Bill Would Prevent States From Messing with Encryption
Connecting state and local government leaders
The bill comes amid an encryption debate that pits national security against cybersecurity.
State and local governments would be barred from passing and implementing laws that undermine encryption under a federal bill introduced by a bipartisan quartet of House lawmakers Thursday.
The bill, sponsored by Rep. Ted Lieu, D-Calif., among others, would effectively supersede any state or local law that required manufacturers to build surveillance tools into their products or to ensure customer communications or other activities could be decrypted.
The Ensuring National Constitutional Rights for Your Private Telecommunications, or ENCRYPT, Act was also sponsored by Reps. Mike Bishop, R-Mich., Suzan DelBene, D-Wash., and Jim Jordan, R-Ohio.

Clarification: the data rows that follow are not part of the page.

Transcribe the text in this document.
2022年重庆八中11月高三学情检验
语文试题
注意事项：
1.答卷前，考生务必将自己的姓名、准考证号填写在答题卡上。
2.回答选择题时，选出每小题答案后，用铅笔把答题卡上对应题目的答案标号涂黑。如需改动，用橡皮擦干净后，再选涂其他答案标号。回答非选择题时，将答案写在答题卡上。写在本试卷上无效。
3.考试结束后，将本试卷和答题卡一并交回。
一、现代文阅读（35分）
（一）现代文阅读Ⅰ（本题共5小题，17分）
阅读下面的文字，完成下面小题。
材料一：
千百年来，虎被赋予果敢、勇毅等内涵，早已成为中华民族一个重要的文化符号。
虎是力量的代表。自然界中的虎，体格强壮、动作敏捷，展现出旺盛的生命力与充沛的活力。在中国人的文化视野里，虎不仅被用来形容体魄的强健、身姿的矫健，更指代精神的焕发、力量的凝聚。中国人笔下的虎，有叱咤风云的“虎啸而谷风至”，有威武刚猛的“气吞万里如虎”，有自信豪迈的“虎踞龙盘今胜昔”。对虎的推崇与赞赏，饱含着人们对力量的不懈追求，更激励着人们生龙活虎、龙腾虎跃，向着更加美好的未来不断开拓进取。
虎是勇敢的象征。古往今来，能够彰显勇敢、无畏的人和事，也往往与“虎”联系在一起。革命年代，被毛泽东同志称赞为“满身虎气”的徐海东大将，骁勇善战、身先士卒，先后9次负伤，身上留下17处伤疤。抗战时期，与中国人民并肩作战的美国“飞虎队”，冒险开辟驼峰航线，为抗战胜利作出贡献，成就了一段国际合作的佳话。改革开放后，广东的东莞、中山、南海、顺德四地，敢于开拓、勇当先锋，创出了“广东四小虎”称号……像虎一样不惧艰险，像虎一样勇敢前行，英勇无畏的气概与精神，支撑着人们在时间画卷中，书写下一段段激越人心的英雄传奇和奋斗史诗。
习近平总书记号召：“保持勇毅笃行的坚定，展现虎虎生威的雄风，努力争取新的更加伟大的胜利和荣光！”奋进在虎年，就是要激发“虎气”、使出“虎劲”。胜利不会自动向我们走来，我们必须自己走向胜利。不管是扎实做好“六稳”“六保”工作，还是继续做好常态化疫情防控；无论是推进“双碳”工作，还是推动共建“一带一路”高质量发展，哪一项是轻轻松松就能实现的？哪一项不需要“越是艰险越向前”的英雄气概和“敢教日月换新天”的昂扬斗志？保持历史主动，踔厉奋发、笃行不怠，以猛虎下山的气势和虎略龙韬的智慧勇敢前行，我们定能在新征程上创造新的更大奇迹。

Lieu introduced an earlier version of the bill in 2016, which never reached a committee vote. That bill came soon after the FBI tried to compel Apple to help it crack into an encrypted iPhone used by San Bernardino shooter Syed Farook.
An inspector general’s report later found the FBI did not pursue less extreme paths before taking Apple to court. That drew the ire of many cybersecurity- and privacy-focused lawmakers.

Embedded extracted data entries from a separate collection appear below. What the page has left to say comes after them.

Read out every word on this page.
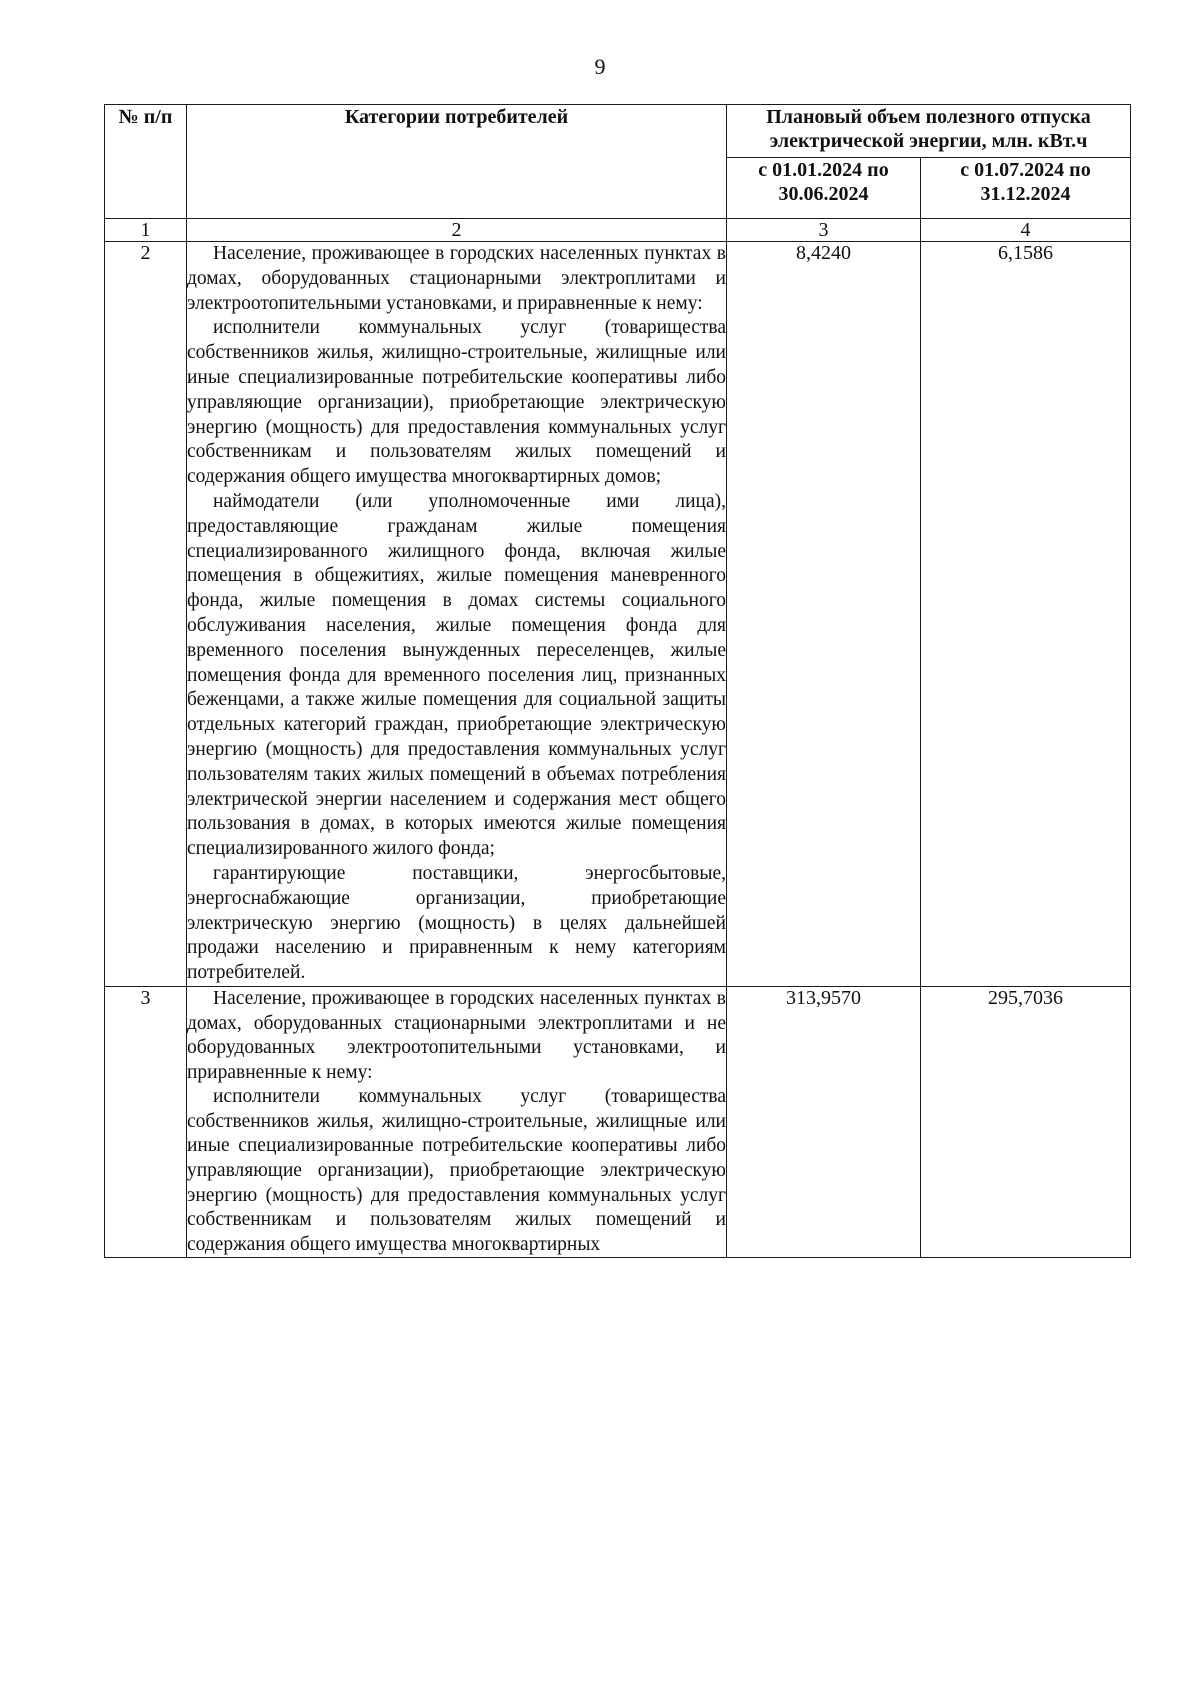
9
№ п/п	Категории потребителей	Плановый объем полезного отпуска электрической энергии, млн. кВт.ч	
		с 01.01.2024 по 30.06.2024	с 01.07.2024 по 31.12.2024
1	2	3	4
2	Население, проживающее в городских населенных пунктах в домах, оборудованных стационарными электроплитами и электроотопительными установками, и приравненные к нему:

исполнители коммунальных услуг (товарищества собственников жилья, жилищно-строительные, жилищные или иные специализированные потребительские кооперативы либо управляющие организации), приобретающие электрическую энергию (мощность) для предоставления коммунальных услуг собственникам и пользователям жилых помещений и содержания общего имущества многоквартирных домов;

наймодатели (или уполномоченные ими лица), предоставляющие гражданам жилые помещения специализированного жилищного фонда, включая жилые помещения в общежитиях, жилые помещения маневренного фонда, жилые помещения в домах системы социального обслуживания населения, жилые помещения фонда для временного поселения вынужденных переселенцев, жилые помещения фонда для временного поселения лиц, признанных беженцами, а также жилые помещения для социальной защиты отдельных категорий граждан, приобретающие электрическую энергию (мощность) для предоставления коммунальных услуг пользователям таких жилых помещений в объемах потребления электрической энергии населением и содержания мест общего пользования в домах, в которых имеются жилые помещения специализированного жилого фонда;

гарантирующие поставщики, энергосбытовые, энергоснабжающие организации, приобретающие электрическую энергию (мощность) в целях дальнейшей продажи населению и приравненным к нему категориям потребителей.	8,4240	6,1586
3	Население, проживающее в городских населенных пунктах в домах, оборудованных стационарными электроплитами и не оборудованных электроотопительными установками, и приравненные к нему:

исполнители коммунальных услуг (товарищества собственников жилья, жилищно-строительные, жилищные или иные специализированные потребительские кооперативы либо управляющие организации), приобретающие электрическую энергию (мощность) для предоставления коммунальных услуг собственникам и пользователям жилых помещений и содержания общего имущества многоквартирных	313,9570	295,7036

The FBI has argued since 2014 that end-to-end encryption systems, which shield customer communications from everyone except the sender and recipient, damage national security and allow terrorists and criminals to “go dark” online.

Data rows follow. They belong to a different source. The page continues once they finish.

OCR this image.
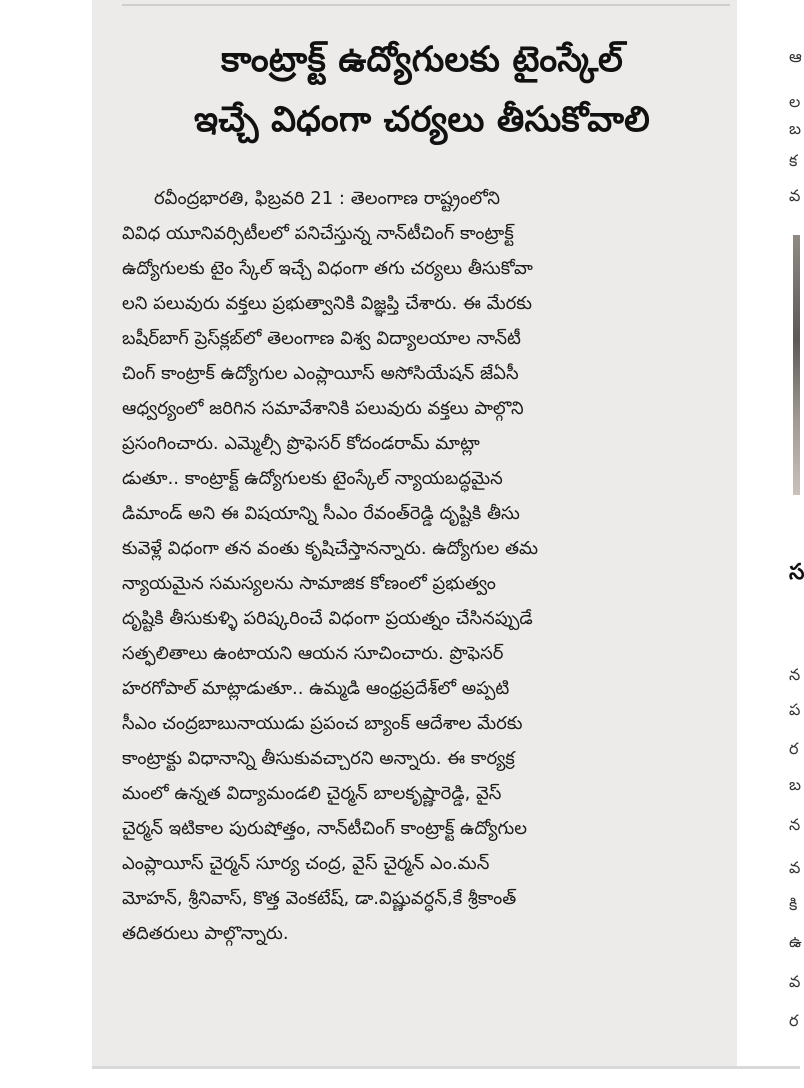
కాంట్రాక్ట్ ఉద్యోగులకు టైంస్కేల్
ఇచ్చే విధంగా చర్యలు తీసుకోవాలి
రవీంద్రభారతి, ఫిబ్రవరి 21 : తెలంగాణ రాష్ట్రంలోని
వివిధ యూనివర్సిటీలలో పనిచేస్తున్న నాన్‌టీచింగ్ కాంట్రాక్ట్
ఉద్యోగులకు టైం స్కేల్ ఇచ్చే విధంగా తగు చర్యలు తీసుకోవా
లని పలువురు వక్తలు ప్రభుత్వానికి విజ్ఞప్తి చేశారు. ఈ మేరకు
బషీర్‌బాగ్ ప్రెస్‌క్లబ్‌లో తెలంగాణ విశ్వ విద్యాలయాల నాన్‌టీ
చింగ్ కాంట్రాక్ ఉద్యోగుల ఎంప్లాయీస్ అసోసియేషన్ జేఏసీ
ఆధ్వర్యంలో జరిగిన సమావేశానికి పలువురు వక్తలు పాల్గొని
ప్రసంగించారు. ఎమ్మెల్సీ ప్రొఫెసర్ కోదండరామ్ మాట్లా
డుతూ.. కాంట్రాక్ట్ ఉద్యోగులకు టైంస్కేల్ న్యాయబద్ధమైన
డిమాండ్ అని ఈ విషయాన్ని సీఎం రేవంత్‌రెడ్డి దృష్టికి తీసు
కువెళ్లే విధంగా తన వంతు కృషిచేస్తానన్నారు. ఉద్యోగుల తమ
న్యాయమైన సమస్యలను సామాజిక కోణంలో ప్రభుత్వం
దృష్టికి తీసుకుళ్ళి పరిష్కరించే విధంగా ప్రయత్నం చేసినప్పుడే
సత్ఫలితాలు ఉంటాయని ఆయన సూచించారు. ప్రొఫెసర్
హరగోపాల్ మాట్లాడుతూ.. ఉమ్మడి ఆంధ్రప్రదేశ్‌లో అప్పటి
సీఎం చంద్రబాబునాయుడు ప్రపంచ బ్యాంక్ ఆదేశాల మేరకు
కాంట్రాక్టు విధానాన్ని తీసుకువచ్చారని అన్నారు. ఈ కార్యక్ర
మంలో ఉన్నత విద్యామండలి చైర్మన్ బాలకృష్ణారెడ్డి, వైస్
చైర్మన్ ఇటికాల పురుషోత్తం, నాన్‌టీచింగ్ కాంట్రాక్ట్ ఉద్యోగుల
ఎంప్లాయీస్ చైర్మన్ సూర్య చంద్ర, వైస్ చైర్మన్ ఎం.మన్
మోహన్, శ్రీనివాస్, కొత్త వెంకటేష్, డా.విష్ణువర్ధన్,కే శ్రీకాంత్
తదితరులు పాల్గొన్నారు.
ఆ
ల
బ
క
వ
స
న
ప
ర
బ
న
వ
కి
ఉ
వ
ర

Cybersecurity and privacy advocates argue that any effort to allow law enforcement special access to encrypted communication could be exploited by criminal hackers, making consumers less secure.
So far, encryption advocates have generally carried the day in Congress.
“Any discussion of encryption and law enforcement access to data needs to happen at the federal level,” Lieu said in a statement.
“As a computer science major, I can tell you that having 50 different mandatory state-level encryption standards is bad for security, consumers, innovation, and ultimately law enforcement,” he added.
The bill was endorsed by several industry associations and by the New America think tank’s Open Technology Institute, which advocates on cybersecurity and privacy protections.